If you are only interested in sequencing specific regions of the DNA, what method can you use? How does it work in general?
If you only want to sequence specific regions of the DNA, you can use hybridization capture. Hybridization capture uses baits, which are short sequences that are present in the target DNA, e.g. from a specific species, which are biotinylated. Then you add magnetic beads coated in streptavidin to fish out the target DNA, e.g. mtDNA, Nuclear exomes, SNPs. This increases the endogenous content quite a lot, but since the baits are constructed from high quality modern genomes, you run the risk of not capturing variation that is now lost from the gene pool and risk of geographic misrepresentation.
What is “multiplexing”?
Multiplexing is when you have pooled individually indexed DNA libraries before sequencing. After sequencing you know from which sample a specific sequence is, so then you de-multiplex them bioinformatically before analysis to sort each sample.
When you receive the genome sequencing data back, in what format is it?
The sequence data output is in FASTQ format. Firt line is the index and some practical info and the second line is the sequence.

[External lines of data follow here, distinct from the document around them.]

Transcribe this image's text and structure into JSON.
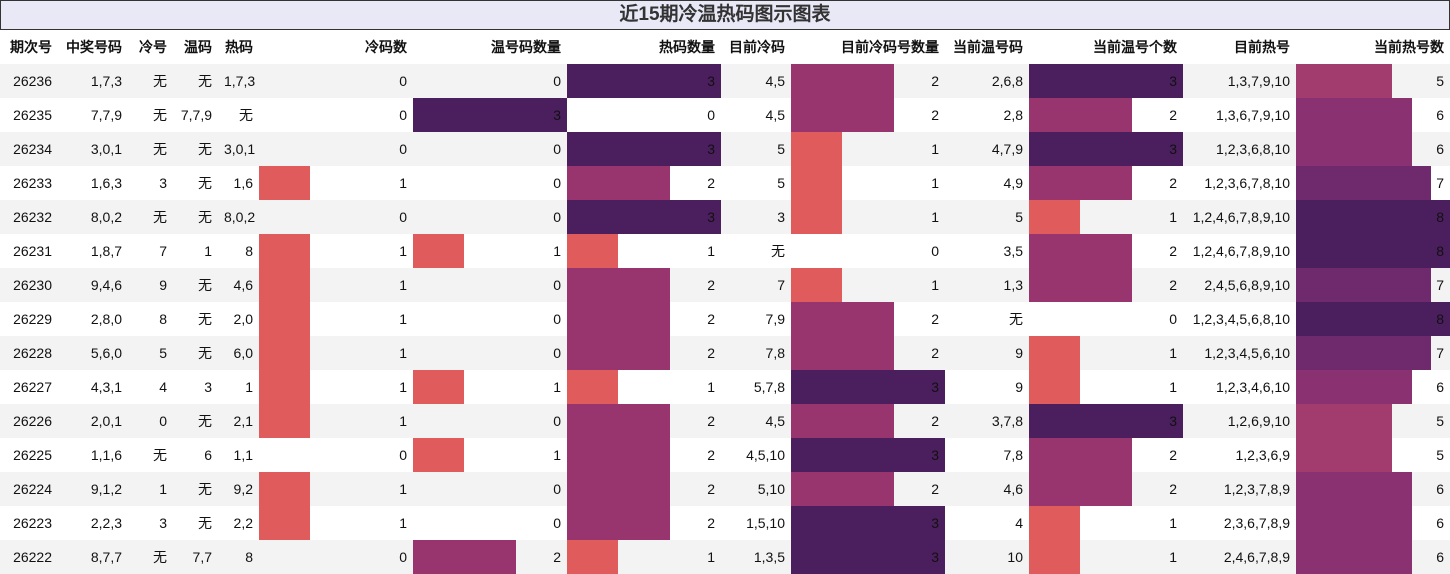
{
  "title": "近15期冷温热码图示图表",
  "columns": [
    "期次号",
    "中奖号码",
    "冷号",
    "温码",
    "热码",
    "冷码数",
    "温号码数量",
    "热码数量",
    "目前冷码",
    "目前冷码号数量",
    "当前温号码",
    "当前温号个数",
    "目前热号",
    "当前热号数"
  ],
  "chart_data": {
    "type": "table",
    "title": "近15期冷温热码图示图表",
    "bar_columns": [
      "冷码数",
      "温号码数量",
      "热码数量",
      "目前冷码号数量",
      "当前温号个数",
      "当前热号数"
    ],
    "bar_scale": {
      "max": 3,
      "max_hot": 8
    },
    "palette": {
      "0": "transparent",
      "1": "#e05c5c",
      "2": "#99356e",
      "3": "#4b1f5e",
      "5": "#a33c6e",
      "6": "#8a3171",
      "7": "#6e2a6c",
      "8": "#4b1f5e"
    },
    "rows": [
      [
        "26236",
        "1,7,3",
        "无",
        "无",
        "1,7,3",
        0,
        0,
        3,
        "4,5",
        2,
        "2,6,8",
        3,
        "1,3,7,9,10",
        5
      ],
      [
        "26235",
        "7,7,9",
        "无",
        "7,7,9",
        "无",
        0,
        3,
        0,
        "4,5",
        2,
        "2,8",
        2,
        "1,3,6,7,9,10",
        6
      ],
      [
        "26234",
        "3,0,1",
        "无",
        "无",
        "3,0,1",
        0,
        0,
        3,
        "5",
        1,
        "4,7,9",
        3,
        "1,2,3,6,8,10",
        6
      ],
      [
        "26233",
        "1,6,3",
        "3",
        "无",
        "1,6",
        1,
        0,
        2,
        "5",
        1,
        "4,9",
        2,
        "1,2,3,6,7,8,10",
        7
      ],
      [
        "26232",
        "8,0,2",
        "无",
        "无",
        "8,0,2",
        0,
        0,
        3,
        "3",
        1,
        "5",
        1,
        "1,2,4,6,7,8,9,10",
        8
      ],
      [
        "26231",
        "1,8,7",
        "7",
        "1",
        "8",
        1,
        1,
        1,
        "无",
        0,
        "3,5",
        2,
        "1,2,4,6,7,8,9,10",
        8
      ],
      [
        "26230",
        "9,4,6",
        "9",
        "无",
        "4,6",
        1,
        0,
        2,
        "7",
        1,
        "1,3",
        2,
        "2,4,5,6,8,9,10",
        7
      ],
      [
        "26229",
        "2,8,0",
        "8",
        "无",
        "2,0",
        1,
        0,
        2,
        "7,9",
        2,
        "无",
        0,
        "1,2,3,4,5,6,8,10",
        8
      ],
      [
        "26228",
        "5,6,0",
        "5",
        "无",
        "6,0",
        1,
        0,
        2,
        "7,8",
        2,
        "9",
        1,
        "1,2,3,4,5,6,10",
        7
      ],
      [
        "26227",
        "4,3,1",
        "4",
        "3",
        "1",
        1,
        1,
        1,
        "5,7,8",
        3,
        "9",
        1,
        "1,2,3,4,6,10",
        6
      ],
      [
        "26226",
        "2,0,1",
        "0",
        "无",
        "2,1",
        1,
        0,
        2,
        "4,5",
        2,
        "3,7,8",
        3,
        "1,2,6,9,10",
        5
      ],
      [
        "26225",
        "1,1,6",
        "无",
        "6",
        "1,1",
        0,
        1,
        2,
        "4,5,10",
        3,
        "7,8",
        2,
        "1,2,3,6,9",
        5
      ],
      [
        "26224",
        "9,1,2",
        "1",
        "无",
        "9,2",
        1,
        0,
        2,
        "5,10",
        2,
        "4,6",
        2,
        "1,2,3,7,8,9",
        6
      ],
      [
        "26223",
        "2,2,3",
        "3",
        "无",
        "2,2",
        1,
        0,
        2,
        "1,5,10",
        3,
        "4",
        1,
        "2,3,6,7,8,9",
        6
      ],
      [
        "26222",
        "8,7,7",
        "无",
        "7,7",
        "8",
        0,
        2,
        1,
        "1,3,5",
        3,
        "10",
        1,
        "2,4,6,7,8,9",
        6
      ]
    ]
  }
}
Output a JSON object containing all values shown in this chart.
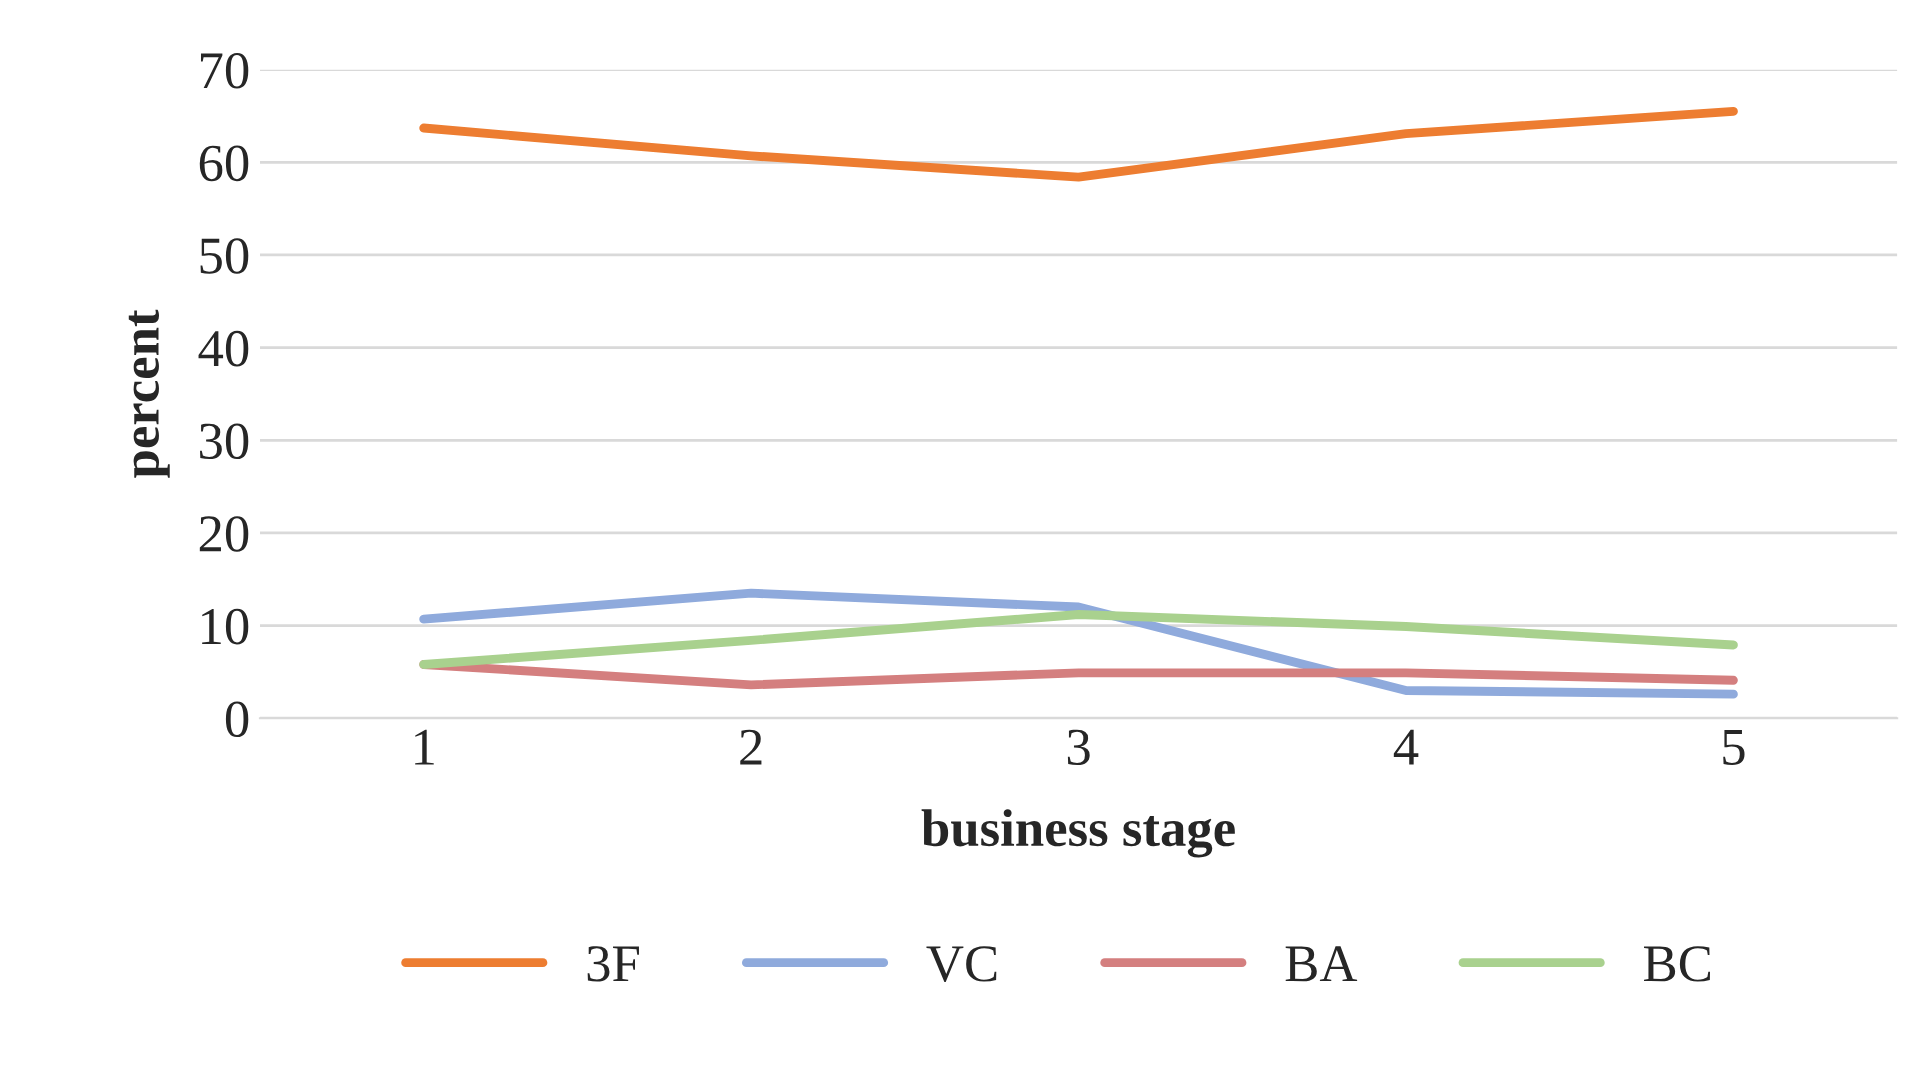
{
  "chart_data": {
    "type": "line",
    "xlabel": "business stage",
    "ylabel": "percent",
    "categories": [
      "1",
      "2",
      "3",
      "4",
      "5"
    ],
    "series": [
      {
        "name": "3F",
        "color": "#ed7d31",
        "values": [
          63.7,
          60.7,
          58.4,
          63.1,
          65.5
        ]
      },
      {
        "name": "VC",
        "color": "#8faadc",
        "values": [
          10.7,
          13.5,
          12.0,
          3.0,
          2.6
        ]
      },
      {
        "name": "BA",
        "color": "#d47f7f",
        "values": [
          5.8,
          3.6,
          4.9,
          4.9,
          4.1
        ]
      },
      {
        "name": "BC",
        "color": "#a9d18e",
        "values": [
          5.8,
          8.4,
          11.2,
          9.9,
          7.9
        ]
      }
    ],
    "ylim": [
      0,
      70
    ],
    "yticks": [
      0,
      10,
      20,
      30,
      40,
      50,
      60,
      70
    ],
    "grid": "y",
    "legend": "bottom",
    "marker": "none",
    "line_style": "solid"
  }
}
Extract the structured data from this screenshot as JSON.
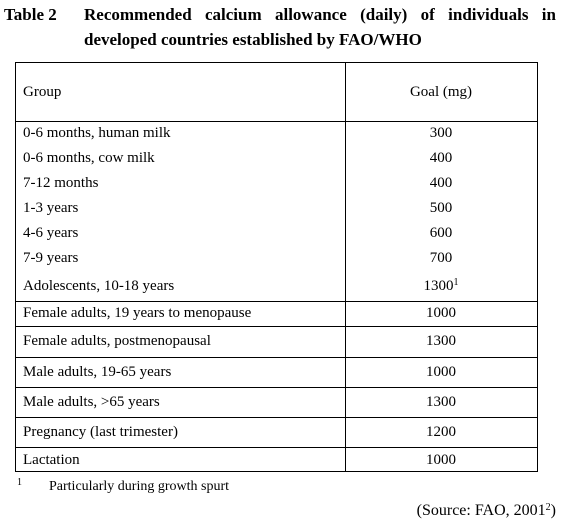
{
  "caption": {
    "label": "Table 2",
    "line1": "Recommended calcium allowance (daily) of individuals in",
    "line2": "developed countries established by FAO/WHO"
  },
  "table": {
    "headers": {
      "group": "Group",
      "goal": "Goal (mg)"
    },
    "rows": [
      {
        "group": "0-6 months, human milk",
        "goal": "300",
        "sup": ""
      },
      {
        "group": "0-6 months, cow milk",
        "goal": "400",
        "sup": ""
      },
      {
        "group": "7-12 months",
        "goal": "400",
        "sup": ""
      },
      {
        "group": "1-3 years",
        "goal": "500",
        "sup": ""
      },
      {
        "group": "4-6 years",
        "goal": "600",
        "sup": ""
      },
      {
        "group": "7-9 years",
        "goal": "700",
        "sup": ""
      },
      {
        "group": "Adolescents, 10-18 years",
        "goal": "1300",
        "sup": "1"
      },
      {
        "group": "Female adults, 19 years to menopause",
        "goal": "1000",
        "sup": ""
      },
      {
        "group": "Female adults, postmenopausal",
        "goal": "1300",
        "sup": ""
      },
      {
        "group": "Male adults, 19-65 years",
        "goal": "1000",
        "sup": ""
      },
      {
        "group": "Male adults, >65 years",
        "goal": "1300",
        "sup": ""
      },
      {
        "group": "Pregnancy (last trimester)",
        "goal": "1200",
        "sup": ""
      },
      {
        "group": "Lactation",
        "goal": "1000",
        "sup": ""
      }
    ]
  },
  "footnote": {
    "mark": "1",
    "text": "Particularly during growth spurt"
  },
  "source": {
    "prefix": "(Source: FAO, 2001",
    "sup": "2",
    "suffix": ")"
  }
}
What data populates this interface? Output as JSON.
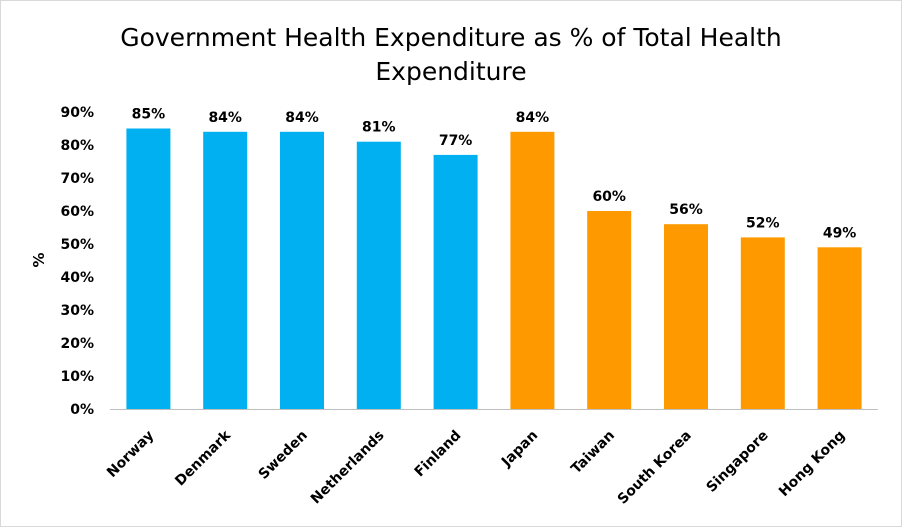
{
  "chart_data": {
    "type": "bar",
    "title_lines": [
      "Government Health Expenditure as % of Total Health",
      "Expenditure"
    ],
    "xlabel": "",
    "ylabel": "%",
    "ylim": [
      0,
      90
    ],
    "yticks": [
      "0%",
      "10%",
      "20%",
      "30%",
      "40%",
      "50%",
      "60%",
      "70%",
      "80%",
      "90%"
    ],
    "yticks_values": [
      0,
      10,
      20,
      30,
      40,
      50,
      60,
      70,
      80,
      90
    ],
    "categories": [
      "Norway",
      "Denmark",
      "Sweden",
      "Netherlands",
      "Finland",
      "Japan",
      "Taiwan",
      "South Korea",
      "Singapore",
      "Hong Kong"
    ],
    "values": [
      85,
      84,
      84,
      81,
      77,
      84,
      60,
      56,
      52,
      49
    ],
    "data_labels": [
      "85%",
      "84%",
      "84%",
      "81%",
      "77%",
      "84%",
      "60%",
      "56%",
      "52%",
      "49%"
    ],
    "colors": [
      "#00b0f0",
      "#00b0f0",
      "#00b0f0",
      "#00b0f0",
      "#00b0f0",
      "#ff9900",
      "#ff9900",
      "#ff9900",
      "#ff9900",
      "#ff9900"
    ],
    "grid": false,
    "legend": "none"
  }
}
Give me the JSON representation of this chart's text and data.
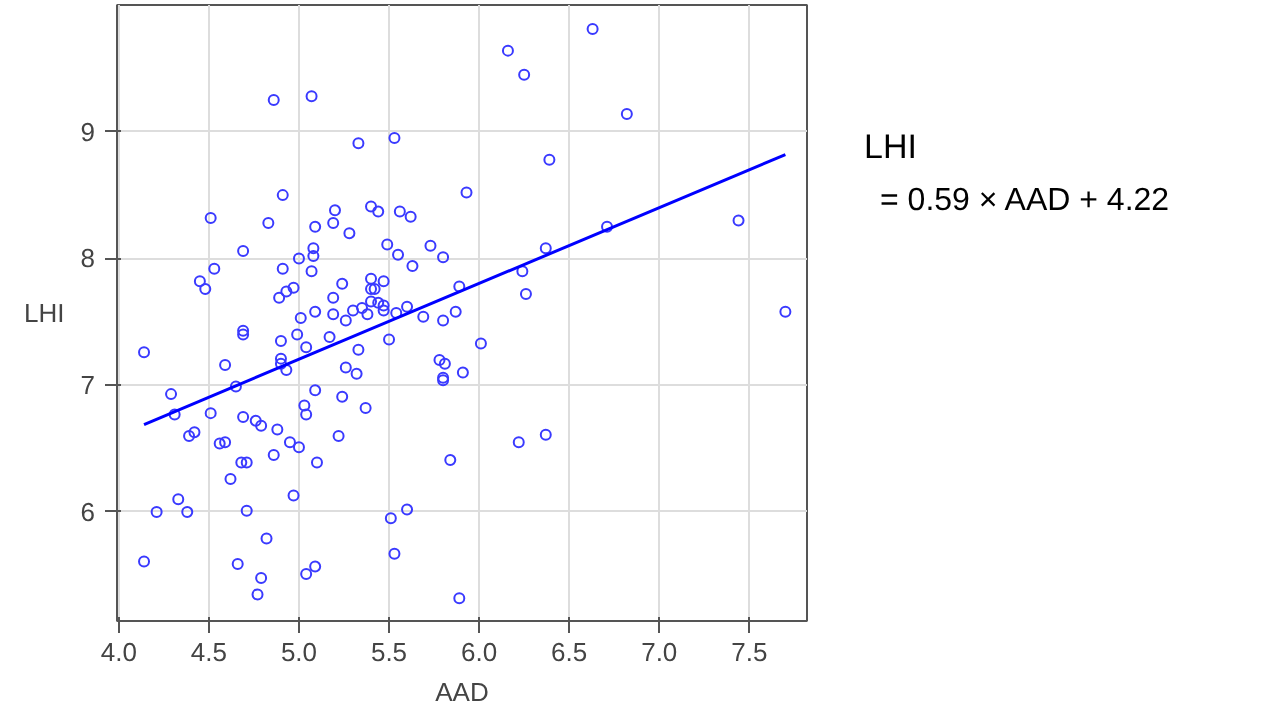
{
  "chart_data": {
    "type": "scatter",
    "xlabel": "AAD",
    "ylabel": "LHI",
    "xlim": [
      3.99,
      7.82
    ],
    "ylim": [
      5.14,
      10.0
    ],
    "xticks": [
      {
        "value": 4.0,
        "label": "4.0"
      },
      {
        "value": 4.5,
        "label": "4.5"
      },
      {
        "value": 5.0,
        "label": "5.0"
      },
      {
        "value": 5.5,
        "label": "5.5"
      },
      {
        "value": 6.0,
        "label": "6.0"
      },
      {
        "value": 6.5,
        "label": "6.5"
      },
      {
        "value": 7.0,
        "label": "7.0"
      },
      {
        "value": 7.5,
        "label": "7.5"
      }
    ],
    "yticks": [
      6,
      7,
      8,
      9
    ],
    "grid": true,
    "annotations": [
      "LHI",
      "= 0.59 × AAD + 4.22"
    ],
    "series": [
      {
        "marker": "circle",
        "color": "#3a3aff",
        "x": [
          4.86,
          5.07,
          5.33,
          5.53,
          5.93,
          4.91,
          4.51,
          4.83,
          5.09,
          5.2,
          5.19,
          5.4,
          5.44,
          5.56,
          5.62,
          5.28,
          4.69,
          5.08,
          5.08,
          5.0,
          5.49,
          5.55,
          5.73,
          5.8,
          5.63,
          4.53,
          4.45,
          4.48,
          4.91,
          5.07,
          4.89,
          4.93,
          4.97,
          5.24,
          5.4,
          5.47,
          5.19,
          5.4,
          5.42,
          5.4,
          5.44,
          5.47,
          5.47,
          5.3,
          5.35,
          5.38,
          5.19,
          5.26,
          5.09,
          5.01,
          5.6,
          5.54,
          5.69,
          5.8,
          5.87,
          5.89,
          4.99,
          5.17,
          4.69,
          4.69,
          4.9,
          5.5,
          4.14,
          5.04,
          4.9,
          4.9,
          4.93,
          4.59,
          5.33,
          5.26,
          5.32,
          5.78,
          5.81,
          5.8,
          5.8,
          5.91,
          4.29,
          4.31,
          4.65,
          5.09,
          5.03,
          5.04,
          5.24,
          5.37,
          4.51,
          4.69,
          4.76,
          4.79,
          4.39,
          4.42,
          4.56,
          4.59,
          4.88,
          4.95,
          5.0,
          5.22,
          4.86,
          4.68,
          4.71,
          5.1,
          4.62,
          5.84,
          4.97,
          4.33,
          4.21,
          4.38,
          4.71,
          5.51,
          5.6,
          4.14,
          4.66,
          4.82,
          4.79,
          4.77,
          5.04,
          5.09,
          5.53,
          5.89,
          6.16,
          6.63,
          6.25,
          6.82,
          6.39,
          7.44,
          6.71,
          6.37,
          6.24,
          6.26,
          7.7,
          6.01,
          6.22,
          6.37
        ],
        "values": [
          9.25,
          9.28,
          8.91,
          8.95,
          8.52,
          8.5,
          8.32,
          8.28,
          8.25,
          8.38,
          8.28,
          8.41,
          8.37,
          8.37,
          8.33,
          8.2,
          8.06,
          8.08,
          8.02,
          8.0,
          8.11,
          8.03,
          8.1,
          8.01,
          7.94,
          7.92,
          7.82,
          7.76,
          7.92,
          7.9,
          7.69,
          7.74,
          7.77,
          7.8,
          7.84,
          7.82,
          7.69,
          7.76,
          7.76,
          7.66,
          7.65,
          7.63,
          7.59,
          7.59,
          7.61,
          7.56,
          7.56,
          7.51,
          7.58,
          7.53,
          7.62,
          7.57,
          7.54,
          7.51,
          7.58,
          7.78,
          7.4,
          7.38,
          7.43,
          7.4,
          7.35,
          7.36,
          7.26,
          7.3,
          7.21,
          7.17,
          7.12,
          7.16,
          7.28,
          7.14,
          7.09,
          7.2,
          7.17,
          7.06,
          7.04,
          7.1,
          6.93,
          6.77,
          6.99,
          6.96,
          6.84,
          6.77,
          6.91,
          6.82,
          6.78,
          6.75,
          6.72,
          6.68,
          6.6,
          6.63,
          6.54,
          6.55,
          6.65,
          6.55,
          6.51,
          6.6,
          6.45,
          6.39,
          6.39,
          6.39,
          6.26,
          6.41,
          6.13,
          6.1,
          6.0,
          6.0,
          6.01,
          5.95,
          6.02,
          5.61,
          5.59,
          5.79,
          5.48,
          5.35,
          5.51,
          5.57,
          5.67,
          5.32,
          9.64,
          9.81,
          9.45,
          9.14,
          8.78,
          8.3,
          8.25,
          8.08,
          7.9,
          7.72,
          7.58,
          7.33,
          6.55,
          6.61
        ]
      },
      {
        "type": "line",
        "color": "#0000ff",
        "x": [
          4.14,
          7.7
        ],
        "values": [
          6.69,
          8.82
        ]
      }
    ]
  }
}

When getting the sequencing data back, the first thing to to is to check the quality. What three things do we usually look at?
Quality control:
- Mean quality score: over 30 is good, QS=30 means that there is 1 error per 10 000 nucleotides. This is usually over 30 across the board.
- Per base N content: When the machine gets conflicting base calls, it assigns an N. This is usually very low for most samples today.
- Adapter content: Allows you to see approximately how long your target DNA is.
What is done to the sequencing data after quality control?
After quality control, we perform adapter trimming and merging of overlapping reads. After this the QS is usually even higher. After this the reads can be of varying lengths. Here you often plot the read length, usually around 30-45 bp, if very long it is likely due to modern contamination.